In Serein


3-7-4 What Can I Say?

When Guenta came running, I had already a feeling in this direction.

What can I say?

That I was surprised to find him in the exact same state she was in?

That’s what he had wanted, had been trying to do – to reach her somehow, to find her again. I guess he had been successful in his quest some time in the night or half day since he lay down next to her bed like a dog.

Man.

So now they’re both gone.

And with them both gone, who will feed them, who will take care of their bodies?

I knew damn well that she had died in the prison compound exactly because of that, and that he alone had been what was keeping her alive; by magic, with the life he drew from himself as the source.

What was worse that the baby was in the chain of this. Without her, there would be no food for him. Without Tremain, she would not get her nourishment.

I wished to the creator that Marani was still with us.

She was a great healer, in spite of what she thought and in spite of the fact that she always compared herself to Isca and of course, could not begin to compete.

She should have compared herself to me instead.

So I turned to Reyna.

I asked her to get on and start doing the magic again I full well knew she could make with the best of them, but she just shook her head and said she couldn’t do it anymore, that Tremain had taken it away from her, from them all, that he had destroyed it.

It was not that I didn’t believe that she believed that, it was more that I didn’t think it was possible to just take this kind of thing from a person.

We were in their room, after I had put him on the bed next to her. They were as pale as each other now, the Lord and Lady Tremain re-united in the peace of their self induced semi-deaths. I wondered if they were happy with what they had achieved, now.

I stood by the fire place and stroked Tremain’s swords. They were fine things, incredible things, otherworldly things such as may carry the name of swords but they weren’t. More like demons frozen into these blue black shapes and set in such a way that they would make sense in the context of this world, of this way of living. I had killed Trant with one of those. I didn’t know which one it was and for all my closest inspection, I cannot find a single trace of blood on either of them.

Reyna was watching me with her big too dark to be normal eyes, her hair tied up in a listless tail that hangs down her back, nearly as pale as those two on the bed and with deep circles under her eyes from the lack of sleep and constant tending to the baby who still didn’t have a name or even the simplest of blessings performed over his head.

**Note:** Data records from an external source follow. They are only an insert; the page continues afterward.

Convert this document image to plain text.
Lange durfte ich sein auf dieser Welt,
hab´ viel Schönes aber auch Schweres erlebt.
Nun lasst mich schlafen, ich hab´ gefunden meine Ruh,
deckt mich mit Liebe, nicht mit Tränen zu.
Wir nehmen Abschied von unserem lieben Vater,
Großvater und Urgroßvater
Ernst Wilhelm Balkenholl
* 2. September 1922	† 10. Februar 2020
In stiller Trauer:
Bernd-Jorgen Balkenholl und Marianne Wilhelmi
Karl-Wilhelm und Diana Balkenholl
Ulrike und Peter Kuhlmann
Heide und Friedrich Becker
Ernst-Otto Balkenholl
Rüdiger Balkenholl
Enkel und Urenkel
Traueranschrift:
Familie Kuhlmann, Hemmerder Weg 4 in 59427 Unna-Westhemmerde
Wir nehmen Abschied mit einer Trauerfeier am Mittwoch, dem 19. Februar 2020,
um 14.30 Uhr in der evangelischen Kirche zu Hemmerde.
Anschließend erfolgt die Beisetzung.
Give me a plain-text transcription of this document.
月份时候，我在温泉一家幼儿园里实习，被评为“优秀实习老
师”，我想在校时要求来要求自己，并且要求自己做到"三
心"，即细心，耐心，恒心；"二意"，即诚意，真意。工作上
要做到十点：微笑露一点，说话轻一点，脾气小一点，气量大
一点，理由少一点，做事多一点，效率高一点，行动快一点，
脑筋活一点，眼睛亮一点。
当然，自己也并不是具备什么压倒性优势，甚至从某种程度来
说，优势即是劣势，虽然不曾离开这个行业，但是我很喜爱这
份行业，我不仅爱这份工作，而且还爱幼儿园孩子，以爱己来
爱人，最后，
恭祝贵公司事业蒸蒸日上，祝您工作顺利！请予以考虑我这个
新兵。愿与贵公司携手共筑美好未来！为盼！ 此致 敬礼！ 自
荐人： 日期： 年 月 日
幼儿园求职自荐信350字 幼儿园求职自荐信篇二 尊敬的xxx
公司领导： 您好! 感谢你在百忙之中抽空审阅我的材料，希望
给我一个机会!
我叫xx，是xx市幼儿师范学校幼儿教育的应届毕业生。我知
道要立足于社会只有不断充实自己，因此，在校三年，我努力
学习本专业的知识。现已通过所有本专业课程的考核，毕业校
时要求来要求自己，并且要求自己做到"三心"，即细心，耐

I said to her, “Look, I was in a link with you all, back there at Headman’s Acre. Hell, I helped Tremain bring her back at one time and what do I know? I can feel him in my head, at least I could when he was still around. I can even make a fire. You have been doing this stuff for years, I’ve seen what you can do. You can’t forget that sort of thing. You can’t unlearn it. The only way to do that is to cut your head off. He just frightened you all and you haven’t tried properly.”

She shook her head and looked as though she was in pain. “You don’t understand,” she said tiredly, “he destroyed the fabric. There’s no connection, there’s nothing to build on. There’s just nothing there.”

It was my turn to shake my head. “Reyna, he can’t have destroyed all magic. He was still doing it himself, after. I saw him and I felt him. Hell, he was healing her and helping her give birth. Marani still managed some of it even without a stone and I can still make a fire. You can too if only you tried it.”

The girl turned away from me and sat down carefully at the foot of the bed, as far on the edge as she could perch herself and take some of the weight off her tired feet. The baby was mercifully quiet, lying between his parents as he was, staring into space and sucking on his own hand.

“My – our – magic is not like theirs,” she said slowly and carefully, addressing an idiot as she saw me to be in such matters. “The place from where we used to do it is gone and without that place, I can’t do anything. Nothing. Nothing at all.”

I sat down on a pile of chests by the window and said, “Can’t you do it from their place, then?”

She looked up, startled. She blinked a couple of times and then said, “I wouldn’t know how or where their place is.”

“Can you not go looking for it?”

She half shook her head but was thinking about it.

“If I had a stone …”, she said and stopped, rubbed her forehead with her hands, “if I had a stone, perhaps I might be able to …”

“So we need to get you a stone,” I said with more determination and practicality than I actually felt. “We need to find us some travellers, they have them for sale. Isca bought a big one in Pertineri market.”

Reyna started to yawn, tried to stop herself, battled for a moment and then yawned fully and heavily, then again.

“You go get some sleep now, and sleep properly,” I said to her and got up. “Guenta can take care of the child for a bit. We all need to get ourselves sorted out here. Regular food, regular sleep and a wet nurse for that baby. It can’t be any good for it having to sleep with these.”

She nodded and yawned again. I went over to her and held out my hand to her. She took it and I pulled her into a standing position.

“Go to bed, Reyna,” I said gently to her and gave her a little pull to get her started on her way. She made her way from the room with dragging steps.

I fetched the baby, adjusted the tapestry so it would cover them both, gave my lady a lingering touch across the face and then left them to their strange sleep.

Downstairs, I handed the child to Guenta and called to Ricco to get the pony. We would ride to the village and organise a few things this day.